Un nuovo umanesimo del lavoro. Papa Bergoglio intervistato da Il Sole 24 Ore

il Papa con il direttore de Il Sole 24 Ore Guido Gentili (dal sito del quotidiano)“Credo sia importante lavorare insieme per […] un nuovo umanesimo del lavoro, promuovere un lavoro rispettoso della dignità della persona che non guarda solo al profitto o alle esigenze produttive ma promuove una vita degna sapendo che il bene delle persone e il bene dell’azienda vanno di pari passo”. È quanto afferma Papa Francesco in una intervista al diretore del quotidiano Il Sole24Ore, Guido Gentili (nell’immagine qui accanto un fermo immagine del video pubblicato nel sito internet del quotidiano), tornando a sottolineare la necessita dell’impegno per il bene comune fondato sul riconoscimento della centralità e del valore della persona.

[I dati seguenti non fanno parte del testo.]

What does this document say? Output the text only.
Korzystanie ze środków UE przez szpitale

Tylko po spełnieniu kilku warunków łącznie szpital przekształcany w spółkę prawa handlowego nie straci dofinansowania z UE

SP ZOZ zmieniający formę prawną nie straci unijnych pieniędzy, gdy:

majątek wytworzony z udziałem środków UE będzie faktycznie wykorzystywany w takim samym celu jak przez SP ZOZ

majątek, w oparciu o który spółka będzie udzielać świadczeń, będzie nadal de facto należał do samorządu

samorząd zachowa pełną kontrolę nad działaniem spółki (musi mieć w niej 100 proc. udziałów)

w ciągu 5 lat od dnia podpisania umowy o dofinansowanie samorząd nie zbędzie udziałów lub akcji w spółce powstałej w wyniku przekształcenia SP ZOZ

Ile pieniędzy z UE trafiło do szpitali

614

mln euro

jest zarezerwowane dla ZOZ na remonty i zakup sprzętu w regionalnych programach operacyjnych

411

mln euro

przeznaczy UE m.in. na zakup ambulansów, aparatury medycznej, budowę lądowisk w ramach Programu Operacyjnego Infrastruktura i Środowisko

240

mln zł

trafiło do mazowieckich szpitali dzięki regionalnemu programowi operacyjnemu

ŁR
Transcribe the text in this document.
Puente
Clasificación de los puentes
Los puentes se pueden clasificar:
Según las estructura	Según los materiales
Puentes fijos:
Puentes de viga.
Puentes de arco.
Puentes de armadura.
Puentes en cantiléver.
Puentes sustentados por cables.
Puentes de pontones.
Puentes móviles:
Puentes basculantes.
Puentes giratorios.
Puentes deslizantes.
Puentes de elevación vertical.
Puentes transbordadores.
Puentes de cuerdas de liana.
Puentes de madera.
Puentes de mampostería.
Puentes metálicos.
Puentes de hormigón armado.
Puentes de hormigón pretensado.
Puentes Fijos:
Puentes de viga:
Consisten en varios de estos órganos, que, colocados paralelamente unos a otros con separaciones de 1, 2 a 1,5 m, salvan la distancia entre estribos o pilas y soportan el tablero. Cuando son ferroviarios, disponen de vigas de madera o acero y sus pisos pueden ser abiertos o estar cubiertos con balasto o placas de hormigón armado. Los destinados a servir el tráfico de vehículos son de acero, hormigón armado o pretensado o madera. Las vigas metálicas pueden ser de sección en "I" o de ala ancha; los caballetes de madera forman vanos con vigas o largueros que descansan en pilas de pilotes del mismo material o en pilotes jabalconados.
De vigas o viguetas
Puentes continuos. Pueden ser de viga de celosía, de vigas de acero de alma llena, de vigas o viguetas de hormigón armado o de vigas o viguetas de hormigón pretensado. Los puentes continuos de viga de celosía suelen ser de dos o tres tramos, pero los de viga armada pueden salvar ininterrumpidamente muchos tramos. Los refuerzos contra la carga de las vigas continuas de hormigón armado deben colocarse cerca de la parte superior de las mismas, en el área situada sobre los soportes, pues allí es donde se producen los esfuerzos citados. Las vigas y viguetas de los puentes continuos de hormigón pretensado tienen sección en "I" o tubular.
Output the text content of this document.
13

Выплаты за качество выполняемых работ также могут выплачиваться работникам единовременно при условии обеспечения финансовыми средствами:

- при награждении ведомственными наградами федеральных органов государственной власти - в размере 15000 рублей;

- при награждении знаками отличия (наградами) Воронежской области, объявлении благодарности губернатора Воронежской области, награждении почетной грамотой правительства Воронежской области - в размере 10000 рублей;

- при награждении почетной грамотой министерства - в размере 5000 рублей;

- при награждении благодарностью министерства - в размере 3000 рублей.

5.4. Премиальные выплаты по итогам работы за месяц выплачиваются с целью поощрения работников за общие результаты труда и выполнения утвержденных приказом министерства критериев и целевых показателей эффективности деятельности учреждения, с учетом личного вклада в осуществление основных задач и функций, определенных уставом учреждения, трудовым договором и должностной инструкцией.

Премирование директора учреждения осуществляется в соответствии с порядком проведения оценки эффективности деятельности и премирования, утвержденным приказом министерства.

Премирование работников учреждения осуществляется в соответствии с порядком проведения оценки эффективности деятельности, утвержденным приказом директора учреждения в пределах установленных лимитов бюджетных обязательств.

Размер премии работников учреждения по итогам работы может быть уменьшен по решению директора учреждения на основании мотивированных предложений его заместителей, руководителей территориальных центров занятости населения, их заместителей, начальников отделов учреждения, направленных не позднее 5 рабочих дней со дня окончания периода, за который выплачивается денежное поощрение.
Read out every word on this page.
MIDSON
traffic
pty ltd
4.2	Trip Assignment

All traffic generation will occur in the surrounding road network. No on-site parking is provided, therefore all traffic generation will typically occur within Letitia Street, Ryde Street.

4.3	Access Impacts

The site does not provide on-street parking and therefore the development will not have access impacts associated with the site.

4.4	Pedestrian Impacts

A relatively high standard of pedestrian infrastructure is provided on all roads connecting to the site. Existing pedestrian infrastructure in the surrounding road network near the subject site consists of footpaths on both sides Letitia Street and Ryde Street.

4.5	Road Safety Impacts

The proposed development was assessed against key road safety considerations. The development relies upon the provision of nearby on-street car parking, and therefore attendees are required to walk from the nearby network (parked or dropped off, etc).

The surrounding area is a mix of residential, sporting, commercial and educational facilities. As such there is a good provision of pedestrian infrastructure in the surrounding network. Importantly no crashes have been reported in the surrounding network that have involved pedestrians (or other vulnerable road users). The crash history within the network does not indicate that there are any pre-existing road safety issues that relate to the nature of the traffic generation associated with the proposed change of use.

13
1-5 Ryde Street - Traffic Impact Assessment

LA CENTRALITA’ DELLA PERSONA SOSTITUITA CON LA CENTRAITA’ DEL DENARO
“L’attuale centralità dell’attività finanziaria rispetto all’economia reale – ha detto Papa Francesco – non è casuale: dietro a ciò c’è la scelta di qualcuno che pensa, sbagliando, che i soldi si fanno con i soldi. I soldi, quelli veri, si fanno con il lavoro. È il lavoro che conferisce la dignità all’uomo, non il denaro”. E ancora: “La disoccupazione che interessa diversi Paesi europei è la conseguenza di un sistema economico che non è più capace di creare lavoro, perché ha messo al centro un idolo, che si chiama denaro”.

TENERE VIVA LA DIMENSIONE COMUNITARIA DI UN’AZIENDA
“La distribuzione e la partecipazione alla ricchezza prodotta, l`inserimento dell`azienda in un territorio, la responsabilità sociale, il welfare aziendale, la parità di trattamento salariale tra uomo e donna, la coniugazione tra i tempi di lavoro e i tempi di vita, il rispetto dell`ambiente, il riconoscimento dell`importanza dell`uomo rispetto alla macchina e il riconoscimento del giusto salario, la capacità di innovazione sono elementi importanti che tengono viva la dimensione comunitaria di un`azienda”, sottolinea il Pontefice.

FURLAN (CISL): CIO’ CHE IL PAPA DICE DOVREBBE ESSERE OBIETTIVO DI TUTTI NOI
“Il Papa sottolinea ancora una volta – ha commentato il segretario generale della Cisl Annamaria Furlan – come ‘la crescita è sempre il risultato dell’impegno per il bene della comunità’. Questo deve essere oggi l’obiettivo che tutti i soggetti, a partire dal ruolo delle imprese e del sindacato, devono saper realizzare in un incontro costruttivo tra capitale e lavoro. Una strada che già il Patto per la Fabbrica ha indicato con molta chiarezza, puntando sulla partecipazione, sulla formazione e sulle competenze come strumenti fondamentali per innalzare la competitività e la qualità del sistema produttivo”.